Note to all big law-firm partners who thought that losing your job was the only bad employment action that could be taken against you: Think again!

A Chicago-based litigation firm has announced that it is going to "de-equitize" 15-20 partners, according to an article posted today on Law.com. (See "Jenner & Block Will De-Equitize Partners.")

Here is an interesting quote from the Law.com article: "Jenner is the latest Chicago firm to push some of its equity partners out the door and follows similar moves by firms across the country. Mayer, Brown, Rowe & Maw downsized its partner group in March, saying that it was looking to eliminate 45 equity partners to boost its profit-per-equity-partner ratio. Some recruiters and lawyers say the strategy is likely to become more common amid rising competition."

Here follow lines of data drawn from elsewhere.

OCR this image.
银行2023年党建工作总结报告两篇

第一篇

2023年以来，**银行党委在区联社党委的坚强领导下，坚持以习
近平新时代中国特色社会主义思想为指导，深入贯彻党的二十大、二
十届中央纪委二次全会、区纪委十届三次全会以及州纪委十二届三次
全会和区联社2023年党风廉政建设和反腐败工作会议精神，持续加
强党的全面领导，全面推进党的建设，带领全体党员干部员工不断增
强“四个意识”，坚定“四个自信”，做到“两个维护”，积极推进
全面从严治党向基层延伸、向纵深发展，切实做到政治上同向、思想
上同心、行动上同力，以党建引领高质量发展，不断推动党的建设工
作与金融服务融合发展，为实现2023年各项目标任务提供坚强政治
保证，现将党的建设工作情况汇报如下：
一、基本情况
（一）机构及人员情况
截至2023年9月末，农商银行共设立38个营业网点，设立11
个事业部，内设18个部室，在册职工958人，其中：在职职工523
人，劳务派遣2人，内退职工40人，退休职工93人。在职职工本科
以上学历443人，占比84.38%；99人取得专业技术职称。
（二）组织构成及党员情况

The idea is that the selected partners essentially go back to being more like associates. A nonequity partner receives only a salary while an equity partner also receives a share of the firm's profits. Only equity partners can vote on firm matters, the Law.com article explains.

Nonequity partners have existed locally for sometime. However, I am not aware of any large group of Minnesota equity partners who have been simultaneously stripped of their equity status in order to increase firm profitability. Unfortunately, this may be a trend of the future as firms continue to look for new ways to increase their bottom lines.

Personally, I am not crazy about the phrase "partner de-equitization," but I suppose that it's better than calling it "equity partner liquidation," which some might find offensive. How about calling it equity partner euthanasia? Guess not.